When the Titanic sank in 1912, rumors of a mummy of an Egyptian priestess being the cause of the sinking resulted in the British Museum publishing flyers for the general public stating that no such mummy had even been on the Titanic. 

So, by the time Tut was discovered in 1922, the general public were more than primed to expect supernatural experiences with anything associated with Ancient Egypt. 

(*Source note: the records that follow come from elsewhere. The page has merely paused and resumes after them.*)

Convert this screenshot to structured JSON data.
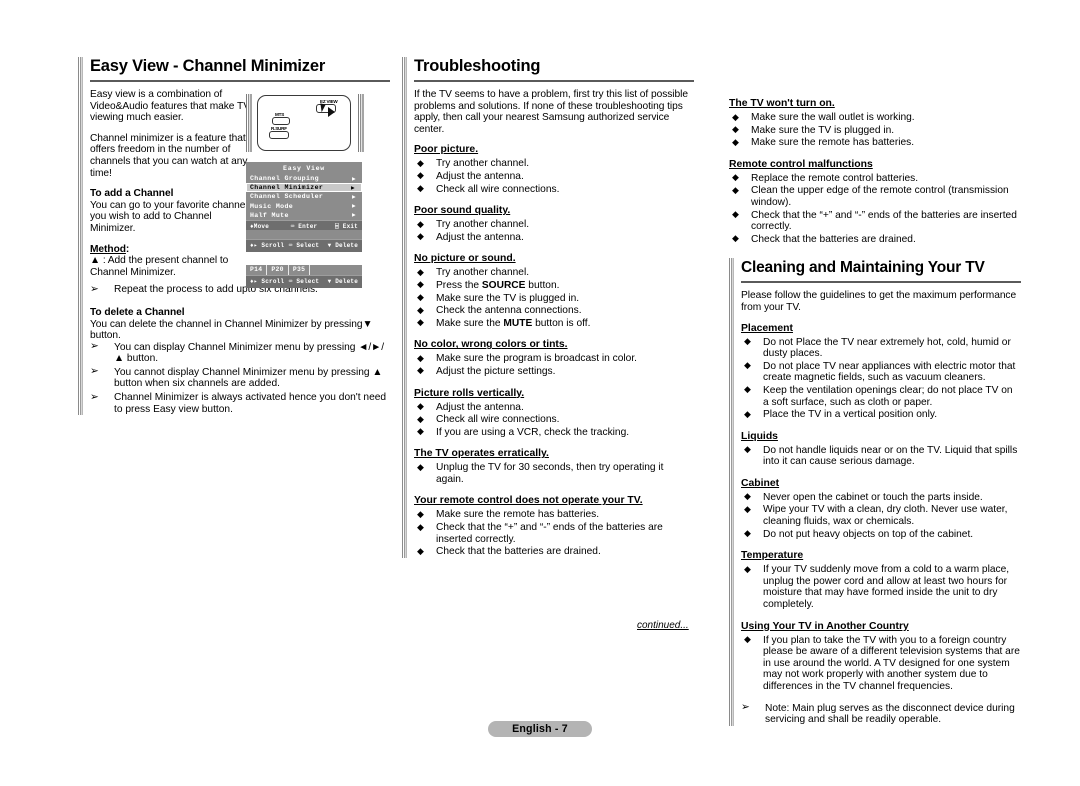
{
  "document": {
    "page_label": "English - 7",
    "continued_note": "continued..."
  },
  "left_column": {
    "heading": "Easy View - Channel Minimizer",
    "intro_1": "Easy view is a combination of Video&Audio features that make TV viewing much easier.",
    "intro_2": "Channel minimizer is a feature that offers freedom in the number of channels that you can watch at any time!",
    "add_heading": "To add a Channel",
    "add_text": "You can go to your favorite channel you wish to add to Channel Minimizer.",
    "method_label": "Method",
    "method_colon": ":",
    "method_text": "▲ : Add the present channel to Channel Minimizer.",
    "repeat_note": "Repeat the process to add upto six channels.",
    "delete_heading": "To delete a Channel",
    "delete_text": "You can delete the channel in Channel Minimizer by pressing▼ button.",
    "delete_notes": [
      "You can display Channel Minimizer menu by pressing ◄/►/▲ button.",
      "You cannot display Channel Minimizer menu by pressing ▲ button when six channels are added.",
      "Channel Minimizer is always activated hence you don't need to press Easy view button."
    ],
    "remote": {
      "button_labels": [
        "MTS",
        "R.SURF",
        "EZ VIEW"
      ]
    },
    "osd_menu": {
      "title": "Easy View",
      "items": [
        "Channel Grouping",
        "Channel Minimizer",
        "Channel Scheduler",
        "Music Mode",
        "Half Mute"
      ],
      "selected_index": 1,
      "arrow_glyph": "▶",
      "footer": [
        "♦Move",
        "⌨ Enter",
        "⌸ Exit"
      ]
    },
    "osd_empty": {
      "footer": [
        "♦▸ Scroll",
        "⌨ Select",
        "▼ Delete"
      ]
    },
    "osd_channels": {
      "channels": [
        "P14",
        "P20",
        "P35"
      ],
      "footer": [
        "♦▸ Scroll",
        "⌨ Select",
        "▼ Delete"
      ]
    }
  },
  "middle_column": {
    "heading": "Troubleshooting",
    "intro": "If the TV seems to have a problem, first try this list of possible problems and solutions. If none of these troubleshooting tips apply, then call your nearest Samsung authorized service center.",
    "sections": [
      {
        "title": "Poor picture.",
        "items": [
          "Try another channel.",
          "Adjust the antenna.",
          "Check all wire connections."
        ]
      },
      {
        "title": "Poor sound quality.",
        "items": [
          "Try another channel.",
          "Adjust the antenna."
        ]
      },
      {
        "title": "No picture or sound.",
        "items": [
          "Try another channel.",
          "Press the SOURCE button.",
          "Make sure the TV is plugged in.",
          "Check the antenna connections.",
          "Make sure the MUTE button is off."
        ]
      },
      {
        "title": "No color, wrong colors or tints.",
        "items": [
          "Make sure the program is broadcast in color.",
          "Adjust the picture settings."
        ]
      },
      {
        "title": "Picture rolls vertically.",
        "items": [
          "Adjust the antenna.",
          "Check all wire connections.",
          "If you are using a VCR, check the tracking."
        ]
      },
      {
        "title": "The TV operates erratically.",
        "items": [
          "Unplug the TV for 30 seconds, then try operating it again."
        ]
      },
      {
        "title": "Your remote control does not operate your TV.",
        "items": [
          "Make sure the remote has batteries.",
          "Check that the “+” and “-” ends of the batteries are inserted correctly.",
          "Check that the batteries are drained."
        ]
      }
    ]
  },
  "right_column": {
    "troubleshooting_cont": [
      {
        "title": "The TV won't turn on.",
        "items": [
          "Make sure the wall outlet is working.",
          "Make sure the TV is plugged in.",
          "Make sure the remote has batteries."
        ]
      },
      {
        "title": "Remote control malfunctions",
        "items": [
          "Replace the remote control batteries.",
          "Clean the upper edge of the remote control (transmission window).",
          "Check that the “+” and “-” ends of the batteries are inserted correctly.",
          "Check that the batteries are drained."
        ]
      }
    ],
    "heading": "Cleaning and Maintaining Your TV",
    "intro": "Please follow the guidelines to get the maximum performance from your TV.",
    "sections": [
      {
        "title": "Placement",
        "items": [
          "Do not Place the TV near extremely hot, cold, humid or dusty places.",
          "Do not place TV near appliances with electric motor that create magnetic fields, such as vacuum cleaners.",
          "Keep the ventilation openings clear; do not place TV on a soft surface, such as cloth or paper.",
          "Place the TV in a vertical position only."
        ]
      },
      {
        "title": "Liquids",
        "items": [
          "Do not handle liquids near or on the TV. Liquid that spills into it can cause serious damage."
        ]
      },
      {
        "title": "Cabinet",
        "items": [
          "Never open the cabinet or touch the parts inside.",
          "Wipe your TV with a clean, dry cloth. Never use water, cleaning fluids, wax or chemicals.",
          "Do not put heavy objects on top of the cabinet."
        ]
      },
      {
        "title": "Temperature",
        "items": [
          "If your TV suddenly move from a cold to a warm place, unplug the power cord and allow at least two hours for moisture that may have formed inside the unit to dry completely."
        ]
      },
      {
        "title": "Using Your TV in Another Country",
        "items": [
          "If you plan to take the TV with you to a foreign country please be aware of a different television systems that are in use around the world. A TV designed for one system may not work properly with another system due to differences in the TV channel frequencies."
        ]
      }
    ],
    "final_note": "Note: Main plug serves as the disconnect device during servicing and shall be readily operable."
  }
}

While Egyptian tombs and sarcophagi were covered in protective spells and prayers to ensure a successful journey to the afterlife, curses such as we think of them did not exist in Egypt. The Ancient Egyptians thought it was bad luck to even write down the possibility of tomb robberies and so these formulaic sayings were more along the lines of, “the robber will suffer from a disease that no doctor can diagnose” than “death floats on silent wings to those who disturb the pharaoh’s rest.”

Sarcophagus (British Museum)

Carter himself thought the whole business of “the mummy’s curse” was “tommy-rot” and of almost 58 people who were at the tomb at the time of its opening, its documentation, and the opening of the sarcophagus, only eight or nine deaths were attributed to the mummy’s curse and none hold up under further inspection.